日本 IBM 社長 ポール与那嶺 竹中征夫さんの教え。

Paul Yonamine, President of IBM Japan「サムライ会計士」と呼ばれた上司の竹中征夫さん(左)と

1979年、ピート・マーウィック・ミッチェル会計事務所(現KPMG)で、最初に配属されたのは米ロサンゼルス市の日本関連事業部だ。私を含め7人の会計士が地方銀行など次々進出する日本企業を担当し、会計監査や確定申告書の作成など何でもこなした。

上司は「サムライ会計士」という本にまでなった竹中征夫さん。厳しい人で、若く独身だった私にクラブのような飲食店への出入りを許可せず、週1回の営業報告も厳しく指導された。

よく言われたのは顧客と会って課題を理解しろということ。数字や書類を「合ってます、違います」という会計監査ではなく、悩みを解決する相談相手だ。夜も営業のようなもので、まだ慣れていない顧客企業の駐在員に新しいレストランを紹介したり、ちょっとした通訳をしたり。とにかく走り回った。

90年代に入り、日本企業の米国進出も本格的になった。大型システムが必要になり、日本企業の本社と直接交渉しないと営業にならない時代になった。当時、監査法人はコンサルティングを含め何でもやっていた。20年選手になっていた私はKPMGコンサルティングの日本法人を設立し、99年に社長に就いた。家族とともに東京に移り住み、経営者としての仕事が始まった。

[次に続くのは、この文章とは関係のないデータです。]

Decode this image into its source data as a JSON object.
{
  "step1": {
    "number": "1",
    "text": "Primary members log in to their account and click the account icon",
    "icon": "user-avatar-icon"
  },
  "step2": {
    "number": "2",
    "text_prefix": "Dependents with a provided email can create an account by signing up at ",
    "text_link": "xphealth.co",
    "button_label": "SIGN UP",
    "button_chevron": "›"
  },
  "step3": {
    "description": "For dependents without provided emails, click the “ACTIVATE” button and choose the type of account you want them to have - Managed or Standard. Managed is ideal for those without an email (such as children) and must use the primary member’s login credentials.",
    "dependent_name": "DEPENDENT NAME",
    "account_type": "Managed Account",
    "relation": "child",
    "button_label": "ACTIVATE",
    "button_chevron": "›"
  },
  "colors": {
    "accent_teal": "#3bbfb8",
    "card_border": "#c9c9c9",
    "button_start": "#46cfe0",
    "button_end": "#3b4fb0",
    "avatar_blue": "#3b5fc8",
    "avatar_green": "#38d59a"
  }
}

ほんの数人で立ち上げたので、最初はそれこそ日本IBMにどう対抗するか、などと考えていた。少ない経営資源を独SAPのシステム導入支援などに絞り込んだところ、これが成功した。従業員が増え、事業は軌道に乗り出した。

01年ごろに米国でエンロン事件が発生し、粉飾に関与した大手会計事務所のアーサー・アンダーセンが解散に追い込まれた。私は3カ月間の激しい買収合戦の末、アンダーセンの日本やアジアのコンサル部門を取得。従業員は400人から3500人に一気に増えた。

しかし、急拡大したことで足元を固める余裕を失ってしまい、担当する中国とオーストラリアで粉飾決算が起きた。KPMGコンサルティングの経営もきしみ始め、結局は米連邦破産法第11条(チャプター11)の適用を申請する事態を迎えてしまった。